Many of those hired for the production line — aircraft and avionics mechanics, painters and material handlers — will still have to take a drug test and a written test before the deal is done, he said.

Lockheed is on a hiring spree as it boosts production of its F-35 Lightning II fighter jet in west Fort Worth. The company plans to add about 1,800 employees by 2020 at the plant, where it employs about 14,000 people, including roughly 8,800 on the F-35 program.

At a similar event in June, the company made 601 job offers — 501 in manufacturing and 100 in areas such as engineering, supply chain and finance. Assembly line jobs pay well — most of those hired Tuesday will make $44,000 to $77,000 a year, depending on experience.

Another job fair is planned for late August or early September, Ross said.

Anyone thinking about attending that one, however, should consider this: A few hours after the doors opened Tuesday, the company was turning away some applicants for the assembly line if they didn’t have experience. People who applied online ahead of time had an edge.

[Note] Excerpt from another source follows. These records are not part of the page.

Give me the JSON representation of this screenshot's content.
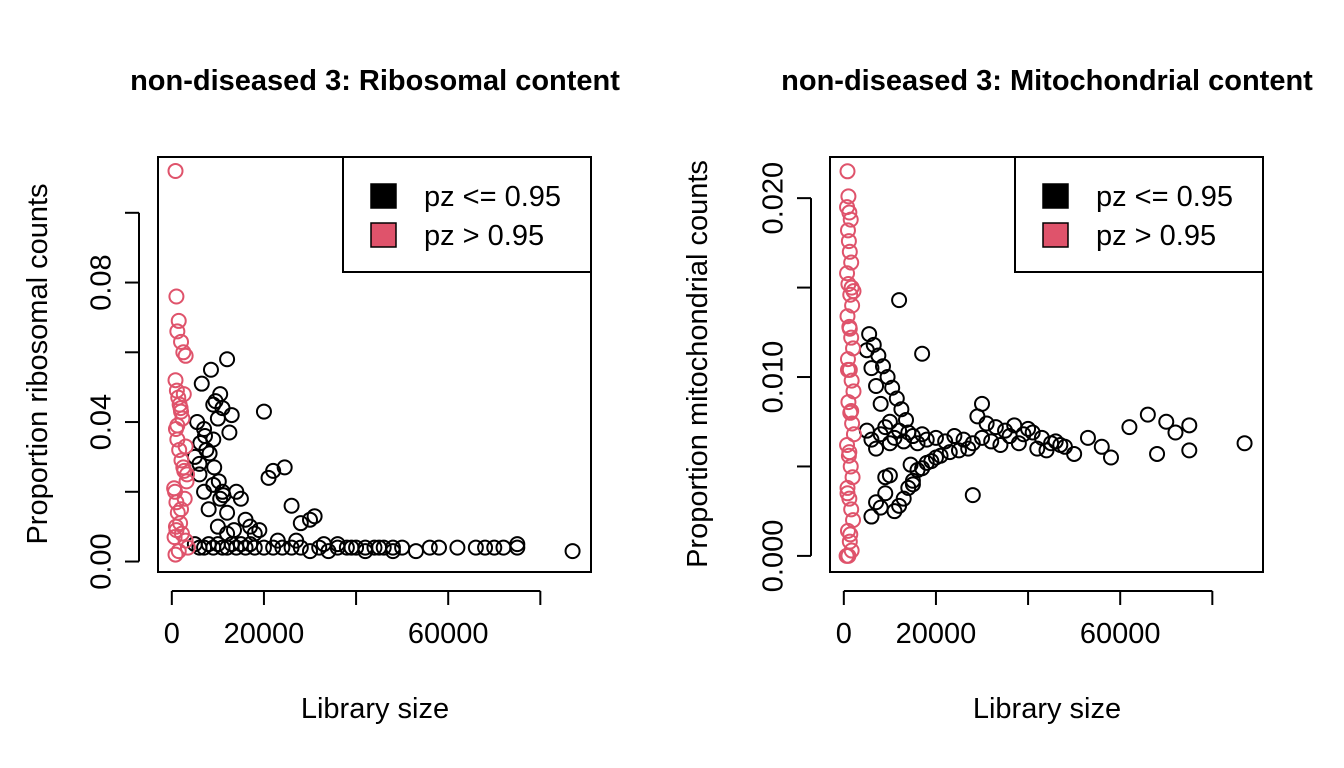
{
  "colors": {
    "low": "#000000",
    "high": "#DF536B"
  },
  "chart_data": [
    {
      "type": "scatter",
      "title": "non-diseased 3: Ribosomal content",
      "xlabel": "Library size",
      "ylabel": "Proportion ribosomal counts",
      "xlim": [
        -3000,
        91000
      ],
      "ylim": [
        -0.003,
        0.116
      ],
      "xticks": [
        0,
        20000,
        40000,
        60000,
        80000
      ],
      "xtick_labels": [
        "0",
        "20000",
        "",
        "60000",
        ""
      ],
      "yticks": [
        0,
        0.02,
        0.04,
        0.06,
        0.08,
        0.1
      ],
      "ytick_labels": [
        "0.00",
        "",
        "0.04",
        "",
        "0.08",
        ""
      ],
      "legend": [
        {
          "label": "pz <= 0.95",
          "color": "#000000"
        },
        {
          "label": "pz > 0.95",
          "color": "#DF536B"
        }
      ],
      "legend_position": "top-right",
      "series": [
        {
          "name": "pz <= 0.95",
          "color": "#000000",
          "x": [
            5000,
            6000,
            7000,
            8000,
            9000,
            10000,
            11000,
            12000,
            13000,
            14000,
            15000,
            16000,
            17000,
            18000,
            20000,
            22000,
            24000,
            26000,
            28000,
            30000,
            32000,
            34000,
            36000,
            38000,
            40000,
            42000,
            44000,
            46000,
            48000,
            50000,
            53000,
            56000,
            58000,
            62000,
            66000,
            68000,
            70000,
            72000,
            75000,
            75000,
            87000,
            5000,
            6000,
            7000,
            8000,
            9000,
            10000,
            11000,
            12000,
            5500,
            7000,
            9000,
            11000,
            13000,
            6500,
            8500,
            10500,
            9500,
            10000,
            12000,
            12500,
            20000,
            21000,
            24500,
            22000,
            26000,
            30000,
            31000,
            28000,
            18000,
            17000,
            14000,
            15000,
            16000,
            19000,
            23000,
            27000,
            33000,
            36000,
            39000,
            42000,
            45000,
            48000,
            6000,
            7500,
            9000,
            10500,
            12000,
            13500,
            6200,
            7200,
            8200,
            9200,
            10200,
            11200
          ],
          "y": [
            0.005,
            0.004,
            0.004,
            0.005,
            0.004,
            0.005,
            0.004,
            0.004,
            0.005,
            0.004,
            0.005,
            0.004,
            0.005,
            0.004,
            0.004,
            0.004,
            0.004,
            0.004,
            0.004,
            0.003,
            0.004,
            0.003,
            0.004,
            0.004,
            0.004,
            0.003,
            0.004,
            0.004,
            0.003,
            0.004,
            0.003,
            0.004,
            0.004,
            0.004,
            0.004,
            0.004,
            0.004,
            0.004,
            0.004,
            0.005,
            0.003,
            0.03,
            0.025,
            0.02,
            0.015,
            0.035,
            0.01,
            0.02,
            0.008,
            0.04,
            0.038,
            0.045,
            0.044,
            0.042,
            0.051,
            0.055,
            0.048,
            0.046,
            0.041,
            0.058,
            0.037,
            0.043,
            0.024,
            0.027,
            0.026,
            0.016,
            0.012,
            0.013,
            0.011,
            0.008,
            0.01,
            0.02,
            0.018,
            0.012,
            0.009,
            0.006,
            0.006,
            0.005,
            0.005,
            0.004,
            0.004,
            0.004,
            0.004,
            0.028,
            0.032,
            0.022,
            0.018,
            0.014,
            0.009,
            0.034,
            0.036,
            0.031,
            0.027,
            0.023,
            0.019
          ]
        },
        {
          "name": "pz > 0.95",
          "color": "#DF536B",
          "x": [
            800,
            1000,
            1200,
            1500,
            2000,
            2500,
            3000,
            800,
            1100,
            1400,
            1700,
            2000,
            2300,
            2600,
            900,
            1200,
            1600,
            2100,
            2700,
            3200,
            700,
            1000,
            1300,
            1800,
            2200,
            3000,
            3500,
            1500,
            800,
            1000,
            2000,
            500,
            2500,
            3000,
            1200,
            1900,
            900,
            2800,
            3300,
            600
          ],
          "y": [
            0.112,
            0.076,
            0.066,
            0.069,
            0.063,
            0.06,
            0.059,
            0.052,
            0.049,
            0.047,
            0.045,
            0.043,
            0.041,
            0.048,
            0.038,
            0.035,
            0.032,
            0.029,
            0.026,
            0.023,
            0.02,
            0.017,
            0.014,
            0.011,
            0.008,
            0.006,
            0.004,
            0.003,
            0.002,
            0.009,
            0.015,
            0.021,
            0.027,
            0.033,
            0.039,
            0.044,
            0.01,
            0.018,
            0.025,
            0.007
          ]
        }
      ]
    },
    {
      "type": "scatter",
      "title": "non-diseased 3: Mitochondrial content",
      "xlabel": "Library size",
      "ylabel": "Proportion mitochondrial counts",
      "xlim": [
        -3000,
        91000
      ],
      "ylim": [
        -0.0009,
        0.0223
      ],
      "xticks": [
        0,
        20000,
        40000,
        60000,
        80000
      ],
      "xtick_labels": [
        "0",
        "20000",
        "",
        "60000",
        ""
      ],
      "yticks": [
        0,
        0.005,
        0.01,
        0.015,
        0.02
      ],
      "ytick_labels": [
        "0.000",
        "",
        "0.010",
        "",
        "0.020"
      ],
      "legend": [
        {
          "label": "pz <= 0.95",
          "color": "#000000"
        },
        {
          "label": "pz > 0.95",
          "color": "#DF536B"
        }
      ],
      "legend_position": "top-right",
      "series": [
        {
          "name": "pz <= 0.95",
          "color": "#000000",
          "x": [
            5000,
            6000,
            7000,
            8000,
            9000,
            10000,
            11000,
            12000,
            13000,
            14000,
            15000,
            16000,
            17000,
            18000,
            20000,
            22000,
            24000,
            26000,
            28000,
            30000,
            32000,
            34000,
            36000,
            38000,
            40000,
            42000,
            44000,
            46000,
            48000,
            50000,
            53000,
            56000,
            58000,
            62000,
            66000,
            68000,
            70000,
            72000,
            75000,
            75000,
            87000,
            5000,
            6000,
            7000,
            8000,
            9000,
            10000,
            11000,
            12000,
            13000,
            14000,
            15000,
            16000,
            18000,
            20000,
            5500,
            6500,
            7500,
            8500,
            9500,
            10500,
            11500,
            12500,
            13500,
            14500,
            17000,
            19000,
            21000,
            23000,
            25000,
            27000,
            29000,
            31000,
            33000,
            35000,
            37000,
            39000,
            41000,
            43000,
            45000,
            47000,
            12000,
            17000,
            10000,
            6000,
            7000,
            8000,
            9000,
            15000,
            28000,
            30000
          ],
          "y": [
            0.007,
            0.0065,
            0.006,
            0.0068,
            0.0072,
            0.0063,
            0.0066,
            0.007,
            0.0064,
            0.0069,
            0.0067,
            0.0063,
            0.0068,
            0.0065,
            0.0066,
            0.0064,
            0.0067,
            0.0065,
            0.0063,
            0.0066,
            0.0064,
            0.0062,
            0.0067,
            0.0063,
            0.0071,
            0.006,
            0.0059,
            0.0064,
            0.0061,
            0.0057,
            0.0066,
            0.0061,
            0.0055,
            0.0072,
            0.0079,
            0.0057,
            0.0075,
            0.0069,
            0.0059,
            0.0073,
            0.0063,
            0.0115,
            0.0105,
            0.0095,
            0.0085,
            0.0035,
            0.0045,
            0.0025,
            0.0028,
            0.0032,
            0.0038,
            0.0042,
            0.0048,
            0.0052,
            0.0055,
            0.0124,
            0.0118,
            0.0112,
            0.0106,
            0.01,
            0.0094,
            0.0088,
            0.0082,
            0.0076,
            0.0051,
            0.0049,
            0.0053,
            0.0056,
            0.0058,
            0.0059,
            0.006,
            0.0078,
            0.0074,
            0.0072,
            0.007,
            0.0073,
            0.0068,
            0.0069,
            0.0066,
            0.0063,
            0.0062,
            0.0143,
            0.0113,
            0.0075,
            0.0022,
            0.003,
            0.0027,
            0.0044,
            0.004,
            0.0034,
            0.0085
          ]
        },
        {
          "name": "pz > 0.95",
          "color": "#DF536B",
          "x": [
            800,
            1000,
            1200,
            1500,
            900,
            1100,
            1300,
            1600,
            700,
            1000,
            1400,
            1800,
            800,
            1200,
            1600,
            2000,
            900,
            1300,
            1700,
            2100,
            1000,
            1400,
            1800,
            2200,
            700,
            1100,
            1500,
            1900,
            800,
            1200,
            1600,
            2000,
            900,
            1300,
            1700,
            600,
            1000,
            1400,
            800,
            1200,
            1600,
            900,
            1300,
            1700,
            2100,
            700
          ],
          "y": [
            0.0215,
            0.0201,
            0.0192,
            0.0188,
            0.0182,
            0.0176,
            0.017,
            0.0164,
            0.0158,
            0.0152,
            0.0146,
            0.014,
            0.0134,
            0.0128,
            0.0122,
            0.0116,
            0.011,
            0.0104,
            0.0098,
            0.0092,
            0.0086,
            0.008,
            0.0074,
            0.0068,
            0.0062,
            0.0056,
            0.005,
            0.0044,
            0.0038,
            0.0032,
            0.0026,
            0.002,
            0.0014,
            0.0008,
            0.0003,
            0.0,
            0.0,
            0.0012,
            0.0035,
            0.0058,
            0.0081,
            0.0104,
            0.0127,
            0.015,
            0.0148,
            0.0195
          ]
        }
      ]
    }
  ]
}
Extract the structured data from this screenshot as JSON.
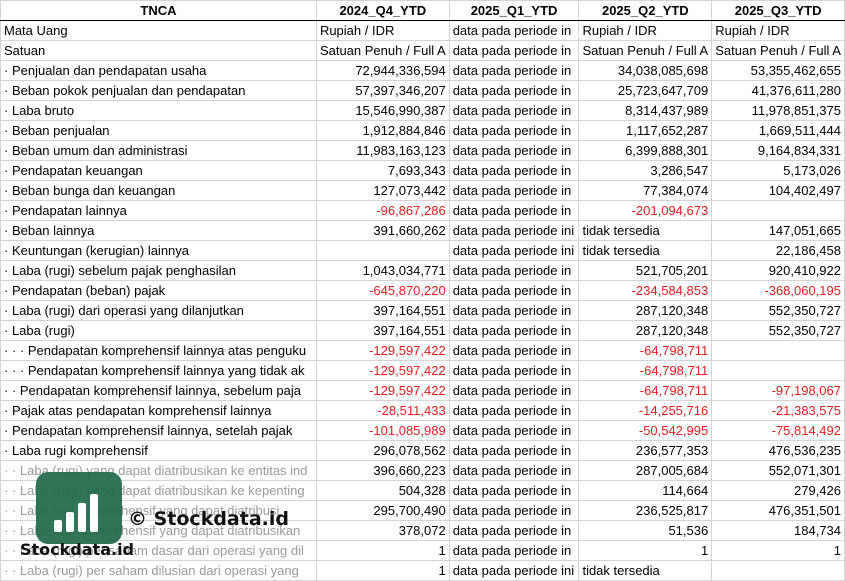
{
  "sheet": {
    "headers": [
      "TNCA",
      "2024_Q4_YTD",
      "2025_Q1_YTD",
      "2025_Q2_YTD",
      "2025_Q3_YTD"
    ],
    "rows": [
      {
        "label": "Mata Uang",
        "cells": [
          "Rupiah / IDR",
          "data pada periode in",
          "Rupiah / IDR",
          "Rupiah / IDR"
        ],
        "kind": [
          "txt",
          "txt",
          "txt",
          "txt"
        ]
      },
      {
        "label": "Satuan",
        "cells": [
          "Satuan Penuh / Full A",
          "data pada periode in",
          "Satuan Penuh / Full A",
          "Satuan Penuh / Full A"
        ],
        "kind": [
          "txt",
          "txt",
          "txt",
          "txt"
        ]
      },
      {
        "label": "· Penjualan dan pendapatan usaha",
        "cells": [
          "72,944,336,594",
          "data pada periode in",
          "34,038,085,698",
          "53,355,462,655"
        ],
        "kind": [
          "num",
          "txt",
          "num",
          "num"
        ]
      },
      {
        "label": "· Beban pokok penjualan dan pendapatan",
        "cells": [
          "57,397,346,207",
          "data pada periode in",
          "25,723,647,709",
          "41,376,611,280"
        ],
        "kind": [
          "num",
          "txt",
          "num",
          "num"
        ]
      },
      {
        "label": "· Laba bruto",
        "cells": [
          "15,546,990,387",
          "data pada periode in",
          "8,314,437,989",
          "11,978,851,375"
        ],
        "kind": [
          "num",
          "txt",
          "num",
          "num"
        ]
      },
      {
        "label": "· Beban penjualan",
        "cells": [
          "1,912,884,846",
          "data pada periode in",
          "1,117,652,287",
          "1,669,511,444"
        ],
        "kind": [
          "num",
          "txt",
          "num",
          "num"
        ]
      },
      {
        "label": "· Beban umum dan administrasi",
        "cells": [
          "11,983,163,123",
          "data pada periode in",
          "6,399,888,301",
          "9,164,834,331"
        ],
        "kind": [
          "num",
          "txt",
          "num",
          "num"
        ]
      },
      {
        "label": "· Pendapatan keuangan",
        "cells": [
          "7,693,343",
          "data pada periode in",
          "3,286,547",
          "5,173,026"
        ],
        "kind": [
          "num",
          "txt",
          "num",
          "num"
        ]
      },
      {
        "label": "· Beban bunga dan keuangan",
        "cells": [
          "127,073,442",
          "data pada periode in",
          "77,384,074",
          "104,402,497"
        ],
        "kind": [
          "num",
          "txt",
          "num",
          "num"
        ]
      },
      {
        "label": "· Pendapatan lainnya",
        "cells": [
          "-96,867,286",
          "data pada periode in",
          "-201,094,673",
          ""
        ],
        "kind": [
          "neg",
          "txt",
          "neg",
          "num"
        ]
      },
      {
        "label": "· Beban lainnya",
        "cells": [
          "391,660,262",
          "data pada periode ini",
          "tidak tersedia",
          "147,051,665"
        ],
        "kind": [
          "num",
          "txt",
          "txt",
          "num"
        ]
      },
      {
        "label": "· Keuntungan (kerugian) lainnya",
        "cells": [
          "",
          "data pada periode ini",
          "tidak tersedia",
          "22,186,458"
        ],
        "kind": [
          "num",
          "txt",
          "txt",
          "num"
        ]
      },
      {
        "label": "· Laba (rugi) sebelum pajak penghasilan",
        "cells": [
          "1,043,034,771",
          "data pada periode in",
          "521,705,201",
          "920,410,922"
        ],
        "kind": [
          "num",
          "txt",
          "num",
          "num"
        ]
      },
      {
        "label": "· Pendapatan (beban) pajak",
        "cells": [
          "-645,870,220",
          "data pada periode in",
          "-234,584,853",
          "-368,060,195"
        ],
        "kind": [
          "neg",
          "txt",
          "neg",
          "neg"
        ]
      },
      {
        "label": "· Laba (rugi) dari operasi yang dilanjutkan",
        "cells": [
          "397,164,551",
          "data pada periode in",
          "287,120,348",
          "552,350,727"
        ],
        "kind": [
          "num",
          "txt",
          "num",
          "num"
        ]
      },
      {
        "label": "· Laba (rugi)",
        "cells": [
          "397,164,551",
          "data pada periode in",
          "287,120,348",
          "552,350,727"
        ],
        "kind": [
          "num",
          "txt",
          "num",
          "num"
        ]
      },
      {
        "label": "· · · Pendapatan komprehensif lainnya atas penguku",
        "cells": [
          "-129,597,422",
          "data pada periode in",
          "-64,798,711",
          ""
        ],
        "kind": [
          "neg",
          "txt",
          "neg",
          "num"
        ]
      },
      {
        "label": "· · · Pendapatan komprehensif lainnya yang tidak ak",
        "cells": [
          "-129,597,422",
          "data pada periode in",
          "-64,798,711",
          ""
        ],
        "kind": [
          "neg",
          "txt",
          "neg",
          "num"
        ]
      },
      {
        "label": "· · Pendapatan komprehensif lainnya, sebelum paja",
        "cells": [
          "-129,597,422",
          "data pada periode in",
          "-64,798,711",
          "-97,198,067"
        ],
        "kind": [
          "neg",
          "txt",
          "neg",
          "neg"
        ]
      },
      {
        "label": "· Pajak atas pendapatan komprehensif lainnya",
        "cells": [
          "-28,511,433",
          "data pada periode in",
          "-14,255,716",
          "-21,383,575"
        ],
        "kind": [
          "neg",
          "txt",
          "neg",
          "neg"
        ]
      },
      {
        "label": "· Pendapatan komprehensif lainnya, setelah pajak",
        "cells": [
          "-101,085,989",
          "data pada periode in",
          "-50,542,995",
          "-75,814,492"
        ],
        "kind": [
          "neg",
          "txt",
          "neg",
          "neg"
        ]
      },
      {
        "label": "· Laba rugi komprehensif",
        "cells": [
          "296,078,562",
          "data pada periode in",
          "236,577,353",
          "476,536,235"
        ],
        "kind": [
          "num",
          "txt",
          "num",
          "num"
        ]
      },
      {
        "label": "· · Laba (rugi) yang dapat diatribusikan ke entitas ind",
        "cells": [
          "396,660,223",
          "data pada periode in",
          "287,005,684",
          "552,071,301"
        ],
        "kind": [
          "num",
          "txt",
          "num",
          "num"
        ],
        "faded": true
      },
      {
        "label": "· · Laba (rugi) yang dapat diatribusikan ke kepenting",
        "cells": [
          "504,328",
          "data pada periode in",
          "114,664",
          "279,426"
        ],
        "kind": [
          "num",
          "txt",
          "num",
          "num"
        ],
        "faded": true
      },
      {
        "label": "· · Laba rugi komprehensif yang dapat diatribusi",
        "cells": [
          "295,700,490",
          "data pada periode in",
          "236,525,817",
          "476,351,501"
        ],
        "kind": [
          "num",
          "txt",
          "num",
          "num"
        ],
        "faded": true
      },
      {
        "label": "· · Laba rugi komprehensif yang dapat diatribusikan",
        "cells": [
          "378,072",
          "data pada periode in",
          "51,536",
          "184,734"
        ],
        "kind": [
          "num",
          "txt",
          "num",
          "num"
        ],
        "faded": true
      },
      {
        "label": "· · Laba (rugi) per saham dasar dari operasi yang dil",
        "cells": [
          "1",
          "data pada periode in",
          "1",
          "1"
        ],
        "kind": [
          "num",
          "txt",
          "num",
          "num"
        ],
        "faded": true
      },
      {
        "label": "· · Laba (rugi) per saham dilusian dari operasi yang",
        "cells": [
          "1",
          "data pada periode ini",
          "tidak tersedia",
          ""
        ],
        "kind": [
          "num",
          "txt",
          "txt",
          "num"
        ],
        "faded": true
      }
    ]
  },
  "watermark": {
    "copyright_text": "© Stockdata.id",
    "brand_text": "Stockdata.id",
    "logo_color": "#1f6b48",
    "logo_icon": "bar-chart-icon"
  }
}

“It looks like they are pre-screening. No experience in aircraft? May as well go home,” Paul Black, president of the International Association of Machinists and Aerospace Workers District Lodge 776 at Lockheed, said on Tuesday morning. “If you don’t have experience, it is going to be tough because there is an experienced person squeezing them out.”

Giving back to law school

While the late Dee J. Kelly was attending George Washington University Law School in the nation’s capital in the 1950s, he was a heartbeat away from the most powerful people in the country.

Kelly clearly was at home there, but his mentor, U.S. House Speaker Sam Rayburn, persuaded Kelly to return to Fort Worth instead. Eventually, he built one of the largest and most influential law firms in town. Still, the lessons learned in law school were never far away for Kelly.

So it came as no surprise when George Washington University announced Monday that the Dee J. Kelly Foundation is giving the school $1.25 million and that the university will rename its Law School Learning Center after him. The contribution was made as part of the university’s $1 billion fundraising campaign.

George Washington University President Steven Knapp said the generous gift will benefit the law school’s faculty and students for generations to come while creating a “living legacy for a great man who was also one of our most distinguished alumni.”

“Naming the LLC is a way to honor the life of my dad and the experience he had at GW Law. This will keep his name connected to the law school for a long time and that’s what he would have wanted. He loved GW Law and Washington, D.C.,” said Dee Kelly Jr., a partner at Kelly Hart & Hallman, the law firm his father helped build, in a prepared statement.

Kelly became known as a power broker and kingmaker in Fort Worth before his death in 2015. Born during the Depression in the small town of Bonham, Kelly eventually built a client roster that included the Bass family and the Moncriefs, John Justin and American Airlines.

Before attending law school, Kelly graduated from Texas Christian University, where he was named a distinguished alumni and served on its board for 32 years. TCU later named its alumni center after Kelly.

The law library at the Texas A&M School of Law in Fort Worth also is named after him.